The LAMA2 gene provides instructions for the alpha-2 subunit of laminin protein. This subunit, together with the beta-1 and gamma-1 subunits, forms the laminin 2 protein, also known as merosin or laminin-211. Laminin 2 and laminin 4 play a particularly important role in the skeletal muscles. LAMA2-related muscular dystrophy is a disorder that causes weakness and wasting (atrophy) of muscles used for movement (skeletal muscles). This condition generally appears in one of two ways: as a severe, early-onset type or a milder, late-onset form (24). Affected infants have severe muscle weakness, lack of muscle tone (hypotonia), little spontaneous movement, and joint deformities (contractures). Weakness of the muscles in the face and throat can result in feeding difficulties and an inability to grow and gain weight at the expected rate (failure to thrive). Hypotonia also affects the muscles used for breathing, which causes a weak cry and breathing problems that can lead to frequent, potentially life-threatening lung infections. As affected children grow, they often develop an abnormal, gradually worsening side-to-side curvature of the spine (scoliosis) and inward curvature of the back (lordosis). Children with early-onset LAMA2-related muscular dystrophy usually do not learn to walk unassisted.

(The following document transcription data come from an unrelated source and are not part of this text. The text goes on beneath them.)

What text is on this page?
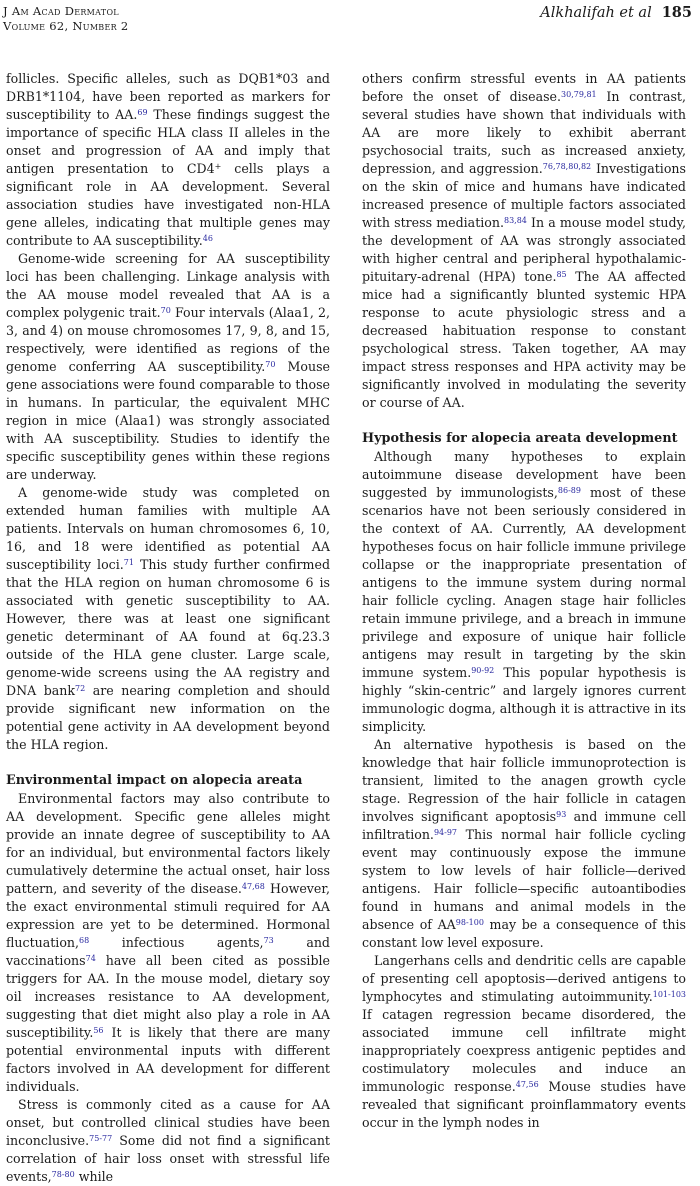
J Am Acad Dermatol
Volume 62, Number 2
Alkhalifah et al 185

follicles. Specific alleles, such as DQB1*03 and DRB1*1104, have been reported as markers for susceptibility to AA.$^{69}$ These findings suggest the importance of specific HLA class II alleles in the onset and progression of AA and imply that antigen presentation to CD4+ cells plays a significant role in AA development. Several association studies have investigated non-HLA gene alleles, indicating that multiple genes may contribute to AA susceptibility.$^{46}$

Genome-wide screening for AA susceptibility loci has been challenging. Linkage analysis with the AA mouse model revealed that AA is a complex polygenic trait.$^{70}$ Four intervals (Alaa1, 2, 3, and 4) on mouse chromosomes 17, 9, 8, and 15, respectively, were identified as regions of the genome conferring AA susceptibility.$^{70}$ Mouse gene associations were found comparable to those in humans. In particular, the equivalent MHC region in mice (Alaa1) was strongly associated with AA susceptibility. Studies to identify the specific susceptibility genes within these regions are underway.

A genome-wide study was completed on extended human families with multiple AA patients. Intervals on human chromosomes 6, 10, 16, and 18 were identified as potential AA susceptibility loci.$^{71}$ This study further confirmed that the HLA region on human chromosome 6 is associated with genetic susceptibility to AA. However, there was at least one significant genetic determinant of AA found at 6q.23.3 outside of the HLA gene cluster. Large scale, genome-wide screens using the AA registry and DNA bank$^{72}$ are nearing completion and should provide significant new information on the potential gene activity in AA development beyond the HLA region.

Environmental impact on alopecia areata

Environmental factors may also contribute to AA development. Specific gene alleles might provide an innate degree of susceptibility to AA for an individual, but environmental factors likely cumulatively determine the actual onset, hair loss pattern, and severity of the disease.$^{47,68}$ However, the exact environmental stimuli required for AA expression are yet to be determined. Hormonal fluctuation,$^{68}$ infectious agents,$^{73}$ and vaccinations$^{74}$ have all been cited as possible triggers for AA. In the mouse model, dietary soy oil increases resistance to AA development, suggesting that diet might also play a role in AA susceptibility.$^{56}$ It is likely that there are many potential environmental inputs with different factors involved in AA development for different individuals.

Stress is commonly cited as a cause for AA onset, but controlled clinical studies have been inconclusive.$^{75-77}$ Some did not find a significant correlation of hair loss onset with stressful life events,$^{78-80}$ while

others confirm stressful events in AA patients before the onset of disease.$^{30,79,81}$ In contrast, several studies have shown that individuals with AA are more likely to exhibit aberrant psychosocial traits, such as increased anxiety, depression, and aggression.$^{76,78,80,82}$ Investigations on the skin of mice and humans have indicated increased presence of multiple factors associated with stress mediation.$^{83,84}$ In a mouse model study, the development of AA was strongly associated with higher central and peripheral hypothalamic-pituitary-adrenal (HPA) tone.$^{85}$ The AA affected mice had a significantly blunted systemic HPA response to acute physiologic stress and a decreased habituation response to constant psychological stress. Taken together, AA may impact stress responses and HPA activity may be significantly involved in modulating the severity or course of AA.

Hypothesis for alopecia areata development

Although many hypotheses to explain autoimmune disease development have been suggested by immunologists,$^{86-89}$ most of these scenarios have not been seriously considered in the context of AA. Currently, AA development hypotheses focus on hair follicle immune privilege collapse or the inappropriate presentation of antigens to the immune system during normal hair follicle cycling. Anagen stage hair follicles retain immune privilege, and a breach in immune privilege and exposure of unique hair follicle antigens may result in targeting by the skin immune system.$^{90-92}$ This popular hypothesis is highly “skin-centric” and largely ignores current immunologic dogma, although it is attractive in its simplicity.

An alternative hypothesis is based on the knowledge that hair follicle immunoprotection is transient, limited to the anagen growth cycle stage. Regression of the hair follicle in catagen involves significant apoptosis$^{93}$ and immune cell infiltration.$^{94-97}$ This normal hair follicle cycling event may continuously expose the immune system to low levels of hair follicle—derived antigens. Hair follicle—specific autoantibodies found in humans and animal models in the absence of AA$^{98-100}$ may be a consequence of this constant low level exposure.

Langerhans cells and dendritic cells are capable of presenting cell apoptosis—derived antigens to lymphocytes and stimulating autoimmunity.$^{101-103}$ If catagen regression became disordered, the associated immune cell infiltrate might inappropriately coexpress antigenic peptides and costimulatory molecules and induce an immunologic response.$^{47,56}$ Mouse studies have revealed that significant proinflammatory events occur in the lymph nodes in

Speech problems may result from weakness of the facial muscles and tongue, but intelligence is usually normal.

We used a Next Generation Sequencing approach based on the use of a gene panel produced by Illumina including approximately 5000 genes for sequencing and filtering for analysis a pool of genes known to be involved in dystrophinopathies. Genetic mutations identification made it possible to validate a protocol for PGD that could be used for the analyses of the embryos obtained with IVF that the couple had undergone. The analyses of the embryos made it possible to transfer only embryos unaffected or carriers for Lama2-gene-related muscular dystrophy.

The advantage of this approach was found to be the robustness of the experimental design and the results obtained, the reproducibility and speed of execution, which is possible due to the fact it is not necessary to create a customized panel according to the pathology or the clinical indications. From the data obtained, it will be possible to extrapolate for analysis genes pool selected according to clinical indications or presumed pathology, excluding all the remaining genes from the analysis.

For these reasons, this approach opens up new scenarios in the diagnosis of rare pathologies, for which often the data available in literature is incomplete, and in prenatal diagnosis (5, 6).

In prenatal diagnosis this experimental approach could be used for the analysis of genes clearly associated to common and congenital Mendelian pathologies and/or are involved in fetal development. Furthermore, the mutations that are identified should be then confirmed through the Sanger sequencing method and a search must be carried out in the parents to identify the origin and to confirm the pathogenicity.